Patients who received aspirin also had a significantly lower risk of liver-related mortality than those who did not receive aspirin at 10 years (11.0 percent vs 17.9 percent; absolute risk difference, -6.9, 95 percent CI, -8.1 to -5.7; p<0.001).

After multivariable adjustment, aspirin users demonstrated a 31 percent and 27 percent lower risk of incident HCC and liver-related death, respectively, compared with nonusers (adjusted hazard ratio [adjHR], 0.69 and 0.73).

Compared with short-term use of aspirin (3 months to 1 year), a significantly lower risk of HCC was observed with longer duration of aspirin use at 1 to <3 years (adjHR, 0.90), 3 to <5 years (adjHR, 0.66), and ≥5 years (adjHR, 0.57). “[This] inverse relationship between aspirin use and the risk of HCC appeared to be duration-dependent, even after the population was restricted to aspirin users,” said the researchers.

However, those who discontinued aspirin after 1 year had a greater risk of HCC (n=99; subhazard ratio, 1.22) and liver-related death (n=223; subhazard ratio, 1.31) than those who continued taking aspirin.

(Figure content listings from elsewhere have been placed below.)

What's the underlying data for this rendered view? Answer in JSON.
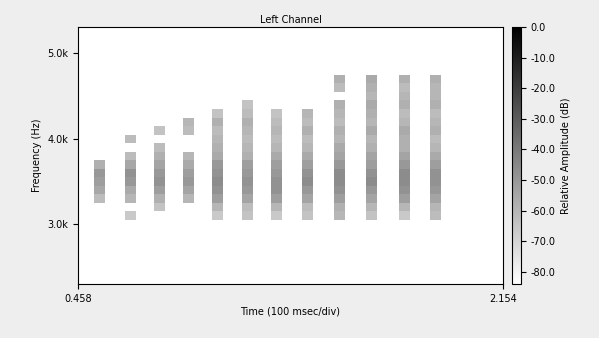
{
  "chart_data": {
    "type": "heatmap",
    "title": "Left Channel",
    "x_label": "Time (100 msec/div)",
    "y_label": "Frequency (Hz)",
    "x": [
      0.546,
      0.668,
      0.782,
      0.9,
      1.015,
      1.136,
      1.251,
      1.372,
      1.501,
      1.63,
      1.76,
      1.885
    ],
    "y": [
      3100,
      3200,
      3300,
      3400,
      3500,
      3600,
      3700,
      3800,
      3900,
      4000,
      4100,
      4200,
      4300,
      4400,
      4500,
      4600,
      4700
    ],
    "cells": [
      [
        null,
        null,
        -62,
        -55,
        -52,
        -50,
        -58,
        null,
        null,
        null,
        null,
        null,
        null,
        null,
        null,
        null,
        null
      ],
      [
        -66,
        null,
        -60,
        -56,
        -50,
        -48,
        -55,
        -62,
        null,
        -62,
        null,
        null,
        null,
        null,
        null,
        null,
        null
      ],
      [
        null,
        -64,
        -58,
        -52,
        -48,
        -50,
        -54,
        -58,
        -62,
        null,
        -64,
        null,
        null,
        null,
        null,
        null,
        null
      ],
      [
        null,
        null,
        -60,
        -54,
        -50,
        -52,
        -56,
        -60,
        null,
        null,
        -62,
        -60,
        null,
        null,
        null,
        null,
        null
      ],
      [
        -66,
        -60,
        -52,
        -48,
        -46,
        -48,
        -50,
        -56,
        -58,
        -60,
        -62,
        -58,
        -64,
        null,
        null,
        null,
        null
      ],
      [
        -64,
        -62,
        -54,
        -50,
        -48,
        -50,
        -52,
        -58,
        -60,
        -62,
        -60,
        -58,
        -62,
        -64,
        null,
        null,
        null
      ],
      [
        -66,
        -60,
        -52,
        -48,
        -48,
        -50,
        -52,
        -56,
        -60,
        -62,
        -60,
        -62,
        -64,
        null,
        null,
        null,
        null
      ],
      [
        -64,
        -62,
        -54,
        -50,
        -46,
        -48,
        -52,
        -56,
        -60,
        -62,
        -58,
        -62,
        -60,
        null,
        null,
        null,
        null
      ],
      [
        -60,
        -58,
        -52,
        -48,
        -46,
        -46,
        -50,
        -54,
        -56,
        -60,
        -58,
        -62,
        -60,
        -58,
        null,
        -62,
        -58
      ],
      [
        -64,
        -60,
        -54,
        -50,
        -46,
        -48,
        -52,
        -54,
        -58,
        -60,
        -56,
        -60,
        -58,
        -56,
        -60,
        -58,
        -56
      ],
      [
        -66,
        -60,
        -52,
        -48,
        -46,
        -46,
        -50,
        -54,
        -58,
        -58,
        -56,
        -60,
        -62,
        -58,
        -60,
        -62,
        -58
      ],
      [
        -62,
        -60,
        -54,
        -50,
        -48,
        -48,
        -52,
        -56,
        -60,
        -62,
        -58,
        -60,
        -62,
        -58,
        -60,
        -60,
        -58
      ]
    ],
    "xlim": [
      0.458,
      2.154
    ],
    "xticks": [
      0.458,
      2.154
    ],
    "ylim": [
      2300,
      5310
    ],
    "yticks": [
      {
        "value": 3000,
        "label": "3.0k"
      },
      {
        "value": 4000,
        "label": "4.0k"
      },
      {
        "value": 5000,
        "label": "5.0k"
      }
    ],
    "grid": false,
    "colorbar_label": "Relative Amplitude (dB)",
    "colorbar_range": [
      -84,
      0
    ],
    "colorbar_ticks": [
      {
        "value": 0,
        "label": "0.0"
      },
      {
        "value": -10,
        "label": "-10.0"
      },
      {
        "value": -20,
        "label": "-20.0"
      },
      {
        "value": -30,
        "label": "-30.0"
      },
      {
        "value": -40,
        "label": "-40.0"
      },
      {
        "value": -50,
        "label": "-50.0"
      },
      {
        "value": -60,
        "label": "-60.0"
      },
      {
        "value": -70,
        "label": "-70.0"
      },
      {
        "value": -80,
        "label": "-80.0"
      }
    ]
  }
}
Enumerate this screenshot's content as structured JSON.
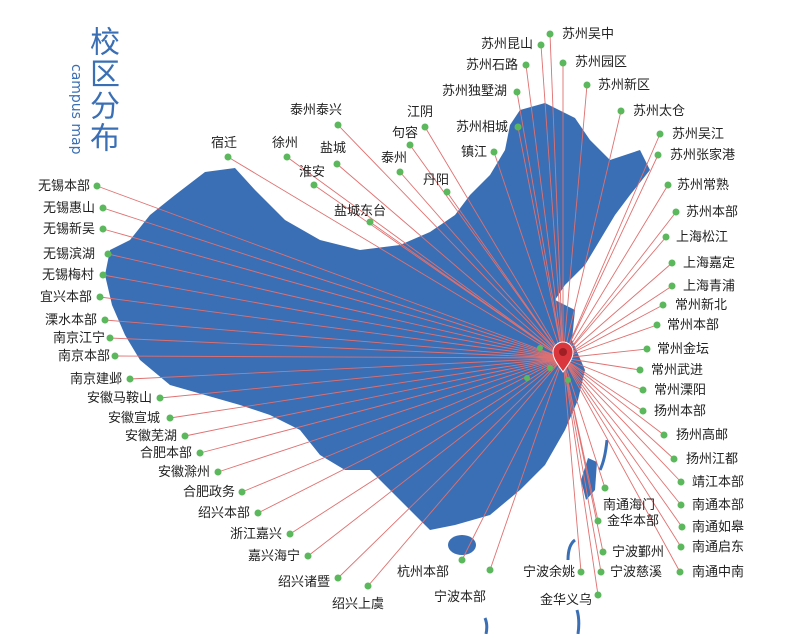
{
  "title": "校区分布",
  "subtitle": "campus map",
  "colors": {
    "map_fill": "#3a6fb5",
    "line": "#e07070",
    "dot": "#5cb85c",
    "pin": "#d9363e",
    "title": "#3a6fb5"
  },
  "pin_icon": "map-pin-icon",
  "campuses": [
    "苏州昆山",
    "苏州吴中",
    "苏州石路",
    "苏州园区",
    "苏州独墅湖",
    "苏州新区",
    "苏州太仓",
    "江阴",
    "苏州相城",
    "苏州吴江",
    "句容",
    "苏州张家港",
    "镇江",
    "泰州泰兴",
    "泰州",
    "宿迁",
    "徐州",
    "盐城",
    "淮安",
    "丹阳",
    "苏州常熟",
    "盐城东台",
    "苏州本部",
    "上海松江",
    "上海嘉定",
    "上海青浦",
    "常州新北",
    "常州本部",
    "常州金坛",
    "常州武进",
    "常州溧阳",
    "扬州本部",
    "扬州高邮",
    "扬州江都",
    "靖江本部",
    "南通本部",
    "南通如皋",
    "南通启东",
    "南通中南",
    "南通海门",
    "金华本部",
    "宁波鄞州",
    "宁波慈溪",
    "宁波余姚",
    "金华义乌",
    "宁波本部",
    "杭州本部",
    "绍兴上虞",
    "绍兴诸暨",
    "嘉兴海宁",
    "浙江嘉兴",
    "绍兴本部",
    "合肥政务",
    "安徽滁州",
    "合肥本部",
    "安徽芜湖",
    "安徽宣城",
    "安徽马鞍山",
    "南京建邺",
    "南京本部",
    "南京江宁",
    "溧水本部",
    "宜兴本部",
    "无锡梅村",
    "无锡滨湖",
    "无锡新吴",
    "无锡惠山",
    "无锡本部"
  ]
}
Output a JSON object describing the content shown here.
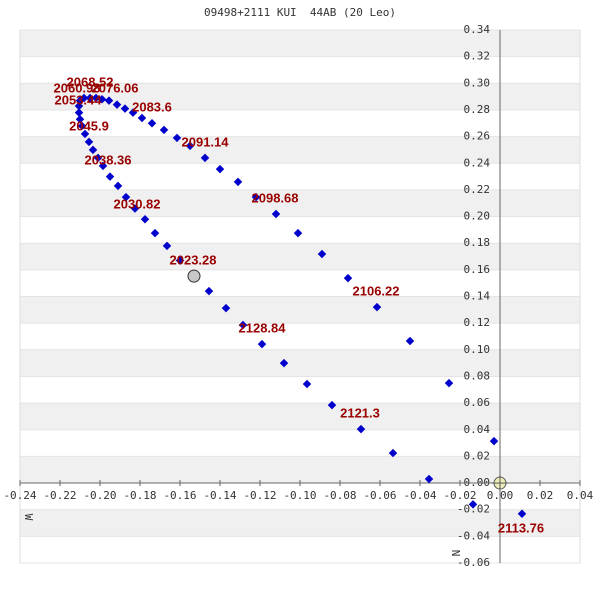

Nonetheless, there was no significant difference in the occurrence of any gastrointestinal (GI) bleeding (7.8 percent vs 6.9 percent; risk difference, 0.9) or major GI bleeding events (1.8 percent vs 1.3 percent; risk difference, 0.5) between the aspirin users and nonusers.

In a subgroup analysis of aspirin users with and without compensated cirrhosis, similar risks of any GI (8.3 percent and 7.5 percent, respectively) or major GI bleeding events (3.6 percent and 2.4 percent) were observed. However, caution is warranted in interpreting this result, mainly due to a relatively small number of patients in this subgroup, the researchers noted.

“In conclusion, in a nationwide population of persons with chronic viral hepatitis, low-dose aspirin use was associated with a duration-dependent significantly lower risk of incident HCC and liver-related death than no use of aspirin,” the researchers said.

“[This current study also showed that] the benefits [of aspirin] were not accompanied by a substantially higher incidence of GI bleeding … Although this finding is noteworthy, before aspirin can safely be incorporated into guidelines for prevention of HCC, further research is needed to define its potential hazards across the complete spectrum of liver diseases,” the researchers added.